Деревья — на фоне осеннего, уже не теплого, пронзительно голубого неба стояли, как золотые, и золотыми казались шуршащие под ногами опавшие листья, — Димка шел по аллее, устланной листьями, думал о Расиме, о своей любви, о том, как нелепо устроен мир, в котором он, Димка, не может во всеуслышанье прокричать, как он любит, как страстно и нежно он любит парня по имени Расим… вот тогда-то — там, в полыхающем золотом парке — и возникли вдруг в Димкиной голове эти три слова: "пятое время года"… три случайных слова, — глядя, как Расим, стоя к нему задом, торопливо заправляет в джинсы рубашку, Димка с удивлением подумал, что слова эти, ни с чем не связанные, совершенно случайные, странным образом не забылись, не вытиснились из памяти, а снова возникли в голове — непонятно к чему…

— Дим, ты тепло оделся? — Расим, оторвав взгляд от полки, где были сложены его вещи, оглянулся на Димку, не зная, что ему надеть; Расим взял с собой два пуловера: один пуловер был яркий, в крупных, наезжающих друг на друга разноцветных квадратах, а другой был однотонный, приглушенно-желтый, словно излучающий невидимую теплоту.

— Ну, не знаю… нормально оделся — как обычно, — отозвался Димка, подходя к Расиму. — А в чём проблема?

— Этот надеть? — Расим, торопясь, сдёрнул с полки аляповый пуловер. — Или этот… — он сдёрнул с полки второй пуловер. — Ты как думаешь?

— Этот! — Димка, почти не задумываясь, кивнул головой на однотонный, матово-желтый пуловер, и лишь в следующее мгновение, уже проговорив, сказав "этот", Димка совершенно отчетливо вспомнил, что именно в этом пуловере Расим был в школе в тот самый день, когда его, Димку, потянуло в сквер — вдруг захотелось пройтись по усыпанным листьями аллеям… ёлы-палы!"Пяток время года… ну, бля, дела! Просто мистика какая-то… " — чуть ошарашено подумал Димка, вопросительно глядя на Расима.

— Ну, я тоже так думаю… этот надену! — по-своему истолковав вопрошающе устремлённый на него Димкин взгляд, мгновенно согласился Расим, швыряя аляпистый пуловер назад на полку.

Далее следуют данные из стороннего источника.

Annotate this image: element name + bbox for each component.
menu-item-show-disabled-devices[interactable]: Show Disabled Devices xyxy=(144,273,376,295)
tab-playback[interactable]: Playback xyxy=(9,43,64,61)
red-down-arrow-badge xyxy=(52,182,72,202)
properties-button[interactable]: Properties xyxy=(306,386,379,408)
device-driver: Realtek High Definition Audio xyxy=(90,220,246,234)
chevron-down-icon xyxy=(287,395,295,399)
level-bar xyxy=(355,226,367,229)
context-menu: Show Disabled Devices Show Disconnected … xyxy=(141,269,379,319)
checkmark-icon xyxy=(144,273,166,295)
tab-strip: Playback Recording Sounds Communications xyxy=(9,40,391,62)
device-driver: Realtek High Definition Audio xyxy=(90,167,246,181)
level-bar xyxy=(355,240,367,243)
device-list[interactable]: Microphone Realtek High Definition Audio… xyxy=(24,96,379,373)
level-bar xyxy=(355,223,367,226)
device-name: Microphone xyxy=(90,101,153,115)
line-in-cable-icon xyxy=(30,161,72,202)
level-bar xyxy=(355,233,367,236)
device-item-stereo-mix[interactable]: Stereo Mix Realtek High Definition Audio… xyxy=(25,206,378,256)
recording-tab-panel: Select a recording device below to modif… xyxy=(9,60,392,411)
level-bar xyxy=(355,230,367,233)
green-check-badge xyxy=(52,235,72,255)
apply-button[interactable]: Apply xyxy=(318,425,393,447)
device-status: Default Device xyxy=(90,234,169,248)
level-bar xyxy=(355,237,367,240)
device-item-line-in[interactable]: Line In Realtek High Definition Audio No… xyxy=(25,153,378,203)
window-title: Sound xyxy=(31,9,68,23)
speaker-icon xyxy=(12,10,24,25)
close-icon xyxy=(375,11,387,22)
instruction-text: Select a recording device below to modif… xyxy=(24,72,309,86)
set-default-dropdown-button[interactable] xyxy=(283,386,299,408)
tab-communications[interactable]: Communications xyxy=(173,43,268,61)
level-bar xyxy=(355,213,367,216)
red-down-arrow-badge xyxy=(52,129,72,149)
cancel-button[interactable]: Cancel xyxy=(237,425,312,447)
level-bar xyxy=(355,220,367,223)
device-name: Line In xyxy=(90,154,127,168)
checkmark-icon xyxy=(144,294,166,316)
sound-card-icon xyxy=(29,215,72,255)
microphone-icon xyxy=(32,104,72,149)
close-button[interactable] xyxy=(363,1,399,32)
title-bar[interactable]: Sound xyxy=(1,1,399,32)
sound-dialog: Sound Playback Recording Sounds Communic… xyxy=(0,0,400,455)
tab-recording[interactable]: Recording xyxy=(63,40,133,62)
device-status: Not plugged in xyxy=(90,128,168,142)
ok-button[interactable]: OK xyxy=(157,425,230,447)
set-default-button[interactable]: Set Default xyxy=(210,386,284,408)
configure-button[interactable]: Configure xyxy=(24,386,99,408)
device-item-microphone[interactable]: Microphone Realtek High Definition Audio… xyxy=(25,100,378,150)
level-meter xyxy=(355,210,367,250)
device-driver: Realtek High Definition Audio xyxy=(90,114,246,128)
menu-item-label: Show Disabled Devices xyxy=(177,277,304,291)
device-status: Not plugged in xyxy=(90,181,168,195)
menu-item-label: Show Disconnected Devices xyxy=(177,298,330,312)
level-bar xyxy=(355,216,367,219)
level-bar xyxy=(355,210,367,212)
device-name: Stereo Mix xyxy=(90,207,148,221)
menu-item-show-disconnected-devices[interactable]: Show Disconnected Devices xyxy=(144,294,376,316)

Они уже выходили из номера — Расим уже открыл дверь, когда Димка неожиданно проговорил:

— Стой, воротник поправлю…

Делая вид, что он деловито поправляет на Расиме воротник рубашки, Димка прикоснулся к шее тут же замершего Расима… пальцы Димкины прикоснулись к шее, и Расим невольно зажмурил глаза от внезапного, щекотливо-приятного удовольствия, чуть откинув назад голову, чтобы Димке было сподручней воротник поправлять… в удовольствии, что мгновенно ощутил Расим, если и было что-то чувственное, то Расимом оно ещё совершенно не осознавалось как чувственное, а было… было просто чуть щекотно и необыкновенно приятно, что Димка о нем, о Расиме, заботится! Так не всегда позаботится о брате младшем брат старший, как заботился о Расиме Димка… ну, и кому это не будет приятно?

— Чего ты лыбишься? — проговорил Димка, чуть встряхивая, разглаживая отвороты рубашки — ощущая пальцами тёплую, нежную кожу на шее Расима.

— Щекотно… — отозвался Расим, терпеливо дожидаясь, когда Димка поправит-расправит на нём воротник.